Xiaomi has officially launched the MiMo-V2.5-Pro-UltraSpeed, an artificial intelligence model capable of breaking the 1,000 tokens-per-second decode speed threshold for a 1-trillion-parameter architecture. The model, developed in collaboration with TileRT, is available via an application-based trial period for developers and enterprises from June 9 to June 23, 2026.
How the MiMo-V2.5-Pro-UltraSpeed Architecture Functions
The MiMo-V2.5-Pro-UltraSpeed model achieves its performance by pushing inference speeds to approximately 1,200 tokens per second, according to Xiaomi’s technical documentation. This milestone represents a shift in large-scale model deployment, moving from systems where users wait for generation to real-time, frictionless interaction. Xiaomi notes that this speed is achieved on a standard 8-GPU commodity node, challenging the necessity for specialized, high-cost infrastructure to run trillion-parameter models at competitive speeds.
Accessing the Trial Period
Xiaomi has opened a limited-time window for developers and businesses to test the model. The trial period runs from June 9, 2026, until 23:59 Beijing Time (UTC+8) on June 23, 2026.
* Application Process: Interested users must submit an application at platform.xiaomimimo.com/ultraspeed.
* Approval Criteria: Xiaomi states that it will prioritize enterprises and professional developers with documented business needs. Submission does not guarantee access due to limited high-speed inference resources.

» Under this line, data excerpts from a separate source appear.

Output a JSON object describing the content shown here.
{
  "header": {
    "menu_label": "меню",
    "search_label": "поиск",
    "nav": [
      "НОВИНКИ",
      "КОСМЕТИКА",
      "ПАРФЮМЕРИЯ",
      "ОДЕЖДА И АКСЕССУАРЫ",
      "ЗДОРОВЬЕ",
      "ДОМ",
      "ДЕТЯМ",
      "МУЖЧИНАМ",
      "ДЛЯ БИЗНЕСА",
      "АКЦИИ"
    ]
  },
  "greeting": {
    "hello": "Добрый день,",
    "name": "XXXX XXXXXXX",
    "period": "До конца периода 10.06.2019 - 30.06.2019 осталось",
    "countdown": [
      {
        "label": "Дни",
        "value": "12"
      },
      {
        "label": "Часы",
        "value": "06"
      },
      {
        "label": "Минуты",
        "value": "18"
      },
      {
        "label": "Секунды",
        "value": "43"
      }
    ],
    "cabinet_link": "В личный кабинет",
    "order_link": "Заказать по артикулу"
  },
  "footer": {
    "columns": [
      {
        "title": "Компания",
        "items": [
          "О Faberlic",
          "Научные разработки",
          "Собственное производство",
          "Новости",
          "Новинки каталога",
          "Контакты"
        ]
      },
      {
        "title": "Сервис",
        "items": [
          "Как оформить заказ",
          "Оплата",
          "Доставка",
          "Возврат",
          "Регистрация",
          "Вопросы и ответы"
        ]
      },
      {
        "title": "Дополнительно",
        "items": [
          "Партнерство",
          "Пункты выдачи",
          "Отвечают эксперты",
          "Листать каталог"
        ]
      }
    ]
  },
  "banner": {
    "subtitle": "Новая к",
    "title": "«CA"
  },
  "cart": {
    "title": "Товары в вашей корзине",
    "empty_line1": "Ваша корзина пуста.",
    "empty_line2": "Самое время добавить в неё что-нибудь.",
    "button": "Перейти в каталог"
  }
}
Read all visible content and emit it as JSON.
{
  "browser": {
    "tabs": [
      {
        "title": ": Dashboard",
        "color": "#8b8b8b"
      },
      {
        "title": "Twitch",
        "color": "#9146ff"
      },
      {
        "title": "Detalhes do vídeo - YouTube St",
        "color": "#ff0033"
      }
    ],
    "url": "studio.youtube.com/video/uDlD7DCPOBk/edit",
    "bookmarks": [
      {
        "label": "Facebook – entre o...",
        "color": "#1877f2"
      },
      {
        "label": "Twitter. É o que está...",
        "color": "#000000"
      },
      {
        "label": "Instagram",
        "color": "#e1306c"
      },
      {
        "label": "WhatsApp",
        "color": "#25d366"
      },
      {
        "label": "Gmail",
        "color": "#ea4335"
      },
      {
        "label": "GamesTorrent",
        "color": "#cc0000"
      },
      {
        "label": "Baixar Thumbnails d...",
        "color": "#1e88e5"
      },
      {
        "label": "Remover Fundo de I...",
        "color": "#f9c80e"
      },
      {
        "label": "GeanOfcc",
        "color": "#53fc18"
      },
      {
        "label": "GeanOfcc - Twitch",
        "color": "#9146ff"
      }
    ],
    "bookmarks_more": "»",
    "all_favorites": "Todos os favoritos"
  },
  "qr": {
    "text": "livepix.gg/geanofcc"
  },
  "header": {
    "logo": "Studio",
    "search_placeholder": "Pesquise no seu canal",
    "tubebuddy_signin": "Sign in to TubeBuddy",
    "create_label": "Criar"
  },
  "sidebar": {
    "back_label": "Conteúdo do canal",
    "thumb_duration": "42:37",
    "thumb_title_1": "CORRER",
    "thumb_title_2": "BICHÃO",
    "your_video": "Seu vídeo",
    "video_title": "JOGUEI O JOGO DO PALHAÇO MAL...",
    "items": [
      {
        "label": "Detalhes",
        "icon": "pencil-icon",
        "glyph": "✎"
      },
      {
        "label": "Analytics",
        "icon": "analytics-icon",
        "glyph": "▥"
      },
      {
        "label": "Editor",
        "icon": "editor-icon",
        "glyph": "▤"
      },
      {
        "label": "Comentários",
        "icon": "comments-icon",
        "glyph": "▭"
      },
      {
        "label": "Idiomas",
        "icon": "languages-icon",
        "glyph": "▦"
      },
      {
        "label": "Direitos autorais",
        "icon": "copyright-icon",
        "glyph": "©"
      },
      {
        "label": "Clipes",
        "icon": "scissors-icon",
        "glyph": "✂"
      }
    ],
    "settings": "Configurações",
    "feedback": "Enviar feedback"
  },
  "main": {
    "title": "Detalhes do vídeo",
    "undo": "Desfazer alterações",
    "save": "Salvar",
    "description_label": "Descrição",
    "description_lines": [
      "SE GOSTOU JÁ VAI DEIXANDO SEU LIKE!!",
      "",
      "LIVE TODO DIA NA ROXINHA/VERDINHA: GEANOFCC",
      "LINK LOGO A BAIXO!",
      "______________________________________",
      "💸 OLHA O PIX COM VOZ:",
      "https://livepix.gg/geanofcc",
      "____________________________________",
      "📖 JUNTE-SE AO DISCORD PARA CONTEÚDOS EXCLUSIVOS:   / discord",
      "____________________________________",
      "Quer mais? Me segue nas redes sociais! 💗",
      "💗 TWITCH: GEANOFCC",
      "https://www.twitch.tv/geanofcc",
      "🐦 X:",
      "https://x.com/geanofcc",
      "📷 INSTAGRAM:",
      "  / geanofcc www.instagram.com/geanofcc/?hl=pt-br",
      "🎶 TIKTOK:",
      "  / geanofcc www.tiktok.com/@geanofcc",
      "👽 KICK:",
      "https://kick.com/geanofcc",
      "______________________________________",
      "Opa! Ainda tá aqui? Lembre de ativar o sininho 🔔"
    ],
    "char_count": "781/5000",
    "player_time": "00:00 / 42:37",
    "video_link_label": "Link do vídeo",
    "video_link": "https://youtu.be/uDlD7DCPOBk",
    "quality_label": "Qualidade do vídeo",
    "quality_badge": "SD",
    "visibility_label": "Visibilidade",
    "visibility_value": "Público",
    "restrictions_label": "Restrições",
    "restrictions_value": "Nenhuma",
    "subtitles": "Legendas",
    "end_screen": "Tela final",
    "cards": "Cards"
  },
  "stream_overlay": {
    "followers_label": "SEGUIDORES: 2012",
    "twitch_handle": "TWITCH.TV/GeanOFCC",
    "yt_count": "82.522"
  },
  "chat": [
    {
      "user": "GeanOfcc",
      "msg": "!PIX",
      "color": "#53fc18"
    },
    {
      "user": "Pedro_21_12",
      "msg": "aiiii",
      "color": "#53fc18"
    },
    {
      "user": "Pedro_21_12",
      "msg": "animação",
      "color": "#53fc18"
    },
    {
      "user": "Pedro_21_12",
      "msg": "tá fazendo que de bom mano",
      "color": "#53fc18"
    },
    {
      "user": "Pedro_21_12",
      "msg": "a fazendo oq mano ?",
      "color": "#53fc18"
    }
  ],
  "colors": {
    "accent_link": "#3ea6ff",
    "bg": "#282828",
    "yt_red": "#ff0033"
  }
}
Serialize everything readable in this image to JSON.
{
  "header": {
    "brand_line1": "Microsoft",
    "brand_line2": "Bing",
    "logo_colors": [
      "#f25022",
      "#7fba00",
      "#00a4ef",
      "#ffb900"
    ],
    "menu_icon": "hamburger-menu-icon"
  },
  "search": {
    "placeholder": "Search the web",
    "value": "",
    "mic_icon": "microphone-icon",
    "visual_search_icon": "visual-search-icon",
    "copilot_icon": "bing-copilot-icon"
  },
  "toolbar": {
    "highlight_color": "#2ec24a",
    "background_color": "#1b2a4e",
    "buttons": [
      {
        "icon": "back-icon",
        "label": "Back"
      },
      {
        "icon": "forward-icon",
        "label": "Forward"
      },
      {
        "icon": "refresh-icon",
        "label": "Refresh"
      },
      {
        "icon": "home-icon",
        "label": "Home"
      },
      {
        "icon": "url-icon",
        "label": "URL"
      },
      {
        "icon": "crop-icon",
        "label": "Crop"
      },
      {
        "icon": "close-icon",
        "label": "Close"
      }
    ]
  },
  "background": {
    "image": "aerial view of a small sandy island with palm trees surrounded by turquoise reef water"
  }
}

* Trial Benefits: Approved users receive free chat access for the duration of the two-week window.
Pricing and Model Strategy

While the standard MiMo-V2.5 model series remains available for general use, the UltraSpeed variant is positioned as a premium offering. According to Xiaomi, the UltraSpeed API is priced at three times the cost of the standard MiMo-V2.5-Pro model. The company justifies this pricing structure by citing a roughly 10-fold increase in generation speed compared to its predecessor. This promotional pricing is specifically for the API, and Xiaomi has clarified that its standard Token Plan does not cover the UltraSpeed model.
Why Real-Time AI Inference Matters
The push for higher tokens-per-second (TPS) speeds in large-scale models is driven by the demand for responsive AI agents. As models grow to the 1-trillion-parameter scale, latency often becomes a barrier to fluid human-AI collaboration. By achieving 1,000 TPS, Xiaomi aims to transition its AI from a tool requiring asynchronous waiting to an extension of the user’s thought process. This development aligns with broader trends in the industry where hardware optimization—specifically through partnerships like the one with TileRT—is becoming as critical as the model training process itself.
For those seeking long-term integration, Xiaomi has directed professional inquiries regarding business partnerships to their dedicated business-mimo email address. Users who do not qualify for the limited-time trial are encouraged to continue using the established MiMo-V2.5 model series for their ongoing projects.